Потому что тление означает распад.
13 августа 2022 г. в 23:13
Клочок бумаги-картонки горел, с ним горели и мысли, что не сказаны были вслух. Дурной взгляд танцевал вместе с огнём, поддавался смазанным опасным лепесткам в зрачках, ловил каждый миг. Подозревая, видимо, что они, пламенные языки, знали куда больше, чем он, но говорить, по обыкновению своему, не умели, только показывали.
Норовя обжечь пальцы оранжево-жёлтым, пламя игралось с остатками чёрными, ластилось о них и убивало, превращало в ныне рассыпчатое ничто. Как листок, как зрачки.
Как существо.
Пламя рождалось в хаосе, в хаосе же и жило, никогда не умирало, — его можно было затушить, разжечь вновь, и будет оно одинаково. Вода из стакана, что его затушила, назад же не возвратится. Прожжённая бумага из пепла Фениксом не выпорхнет.
Только жаром полупрозрачным поднимется вверх и застынет в комнате, прилепившись к вёдру да дереву стола, осядет запахом гари никчёмной на костюме помятом.
США вздохнул, перебирая воздух по струнам. Так устало и несвойственно, словно вздох этот принадлежал вовсе и не ему, — был кого-то чужого, незнакомого.

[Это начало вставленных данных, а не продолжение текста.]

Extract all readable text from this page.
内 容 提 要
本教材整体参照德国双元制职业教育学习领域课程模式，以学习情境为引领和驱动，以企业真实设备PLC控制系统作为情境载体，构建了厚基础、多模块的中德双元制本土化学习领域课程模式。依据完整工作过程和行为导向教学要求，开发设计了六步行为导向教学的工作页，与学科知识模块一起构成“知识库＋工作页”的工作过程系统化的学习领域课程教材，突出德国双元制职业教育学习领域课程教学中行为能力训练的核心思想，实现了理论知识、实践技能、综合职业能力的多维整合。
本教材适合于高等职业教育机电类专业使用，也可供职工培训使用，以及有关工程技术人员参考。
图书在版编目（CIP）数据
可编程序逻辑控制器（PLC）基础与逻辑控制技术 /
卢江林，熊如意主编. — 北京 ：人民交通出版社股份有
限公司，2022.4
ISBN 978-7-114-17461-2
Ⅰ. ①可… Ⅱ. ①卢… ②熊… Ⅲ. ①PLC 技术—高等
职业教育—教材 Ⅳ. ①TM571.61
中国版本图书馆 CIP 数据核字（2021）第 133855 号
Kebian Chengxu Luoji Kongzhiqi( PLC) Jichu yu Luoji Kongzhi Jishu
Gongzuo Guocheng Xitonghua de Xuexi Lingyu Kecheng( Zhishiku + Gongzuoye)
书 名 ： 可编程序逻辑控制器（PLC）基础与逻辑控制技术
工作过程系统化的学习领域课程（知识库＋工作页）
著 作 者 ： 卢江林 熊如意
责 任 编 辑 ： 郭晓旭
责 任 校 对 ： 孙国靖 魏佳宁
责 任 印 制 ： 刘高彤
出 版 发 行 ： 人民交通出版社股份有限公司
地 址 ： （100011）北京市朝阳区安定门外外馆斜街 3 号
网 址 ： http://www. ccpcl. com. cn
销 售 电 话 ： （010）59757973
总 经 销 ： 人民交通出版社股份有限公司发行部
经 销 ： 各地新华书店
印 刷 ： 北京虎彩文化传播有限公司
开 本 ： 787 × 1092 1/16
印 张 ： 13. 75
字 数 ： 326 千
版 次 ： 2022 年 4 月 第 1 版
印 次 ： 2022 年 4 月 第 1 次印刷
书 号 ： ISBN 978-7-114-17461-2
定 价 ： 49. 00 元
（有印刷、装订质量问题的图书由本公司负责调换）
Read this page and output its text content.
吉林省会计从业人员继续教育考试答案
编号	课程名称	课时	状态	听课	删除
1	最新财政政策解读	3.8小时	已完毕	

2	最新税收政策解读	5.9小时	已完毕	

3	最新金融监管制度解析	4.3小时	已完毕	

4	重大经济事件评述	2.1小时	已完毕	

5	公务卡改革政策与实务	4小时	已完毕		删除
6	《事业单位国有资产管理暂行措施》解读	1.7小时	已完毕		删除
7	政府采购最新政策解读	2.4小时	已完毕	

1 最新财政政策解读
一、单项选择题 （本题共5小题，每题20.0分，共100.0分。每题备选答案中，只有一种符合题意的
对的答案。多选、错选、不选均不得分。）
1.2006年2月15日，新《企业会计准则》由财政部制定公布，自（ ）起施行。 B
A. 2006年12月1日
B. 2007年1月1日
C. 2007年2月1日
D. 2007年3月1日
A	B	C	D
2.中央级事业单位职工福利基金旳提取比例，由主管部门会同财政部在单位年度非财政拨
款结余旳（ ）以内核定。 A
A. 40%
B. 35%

Кресло казалось для спины камнем, для шеи его мягкая подушка — вершиной острозубой скалы.
Каждая мышца в теле ощущалась натянутой ниткой, язык тянуло от сухости.
И эта сухость с глотком спустилась по гортани вниз, поцарапала. Задела живот, свернулась там клубком до судорог и замерла жгутовой змеей.
Не давая расслабить тело, она в кольцах держала напряжение, окутывала им всё, выжидала чего-то, чего не будет никогда. Жить мешала одним знанием о существовании своём.
Штаты повалился на стол, уткнувшись лицом в сложенные руки на столе, перебирая пальцы, — то сжатые, то неспокойные. На столе этом было много чего, ещё подлежащего горению, неспешному тлению, — заказной почтовый конверт, грязные, исписанные ничем, прозванным кем-то глупым искренностью, листы, — но сил на них не было, сейчас больше не было.
Было противно.
Сухость, усталость и неприязнь сдавили стены кабинета неспешно, прошлись по книжным полкам и ближайшим ящикам, напугали тихую пыль и заглушили собой стук начинающегося вечернего ливня, прилипли к люстре грязью.
Не отмоешь.
Губы мялись о друг друга, ноготь на большом добивался от кожи указательного первой крови, глаза стеклянными были, полными уверенности из засохшего песка.
Неосторожные только, все тем же небесно-голубым.
Из урны на него глядели, а он в ответ, обожженные остатки букв, сотканных из дорогих чёрных чернил. Они смотрели на него с именно той дурацкой печалью, пониманием и смирением, которых он никогда не хотел видеть живьём. Смотрели чужими зелёными глазами так пристально, что пришлось отвернуться. Пришлось закрыть растрепанную голову ладонью, вжаться в предплечье носом, вжаться в стол больше и подальше от самого себя, зажмурить глаза на миг, до кругов красных и растянутых спиралью. Спрятаться трусом.
— Дурак, — шептать едва, чтобы самому не услышать, — Какой же я дурак.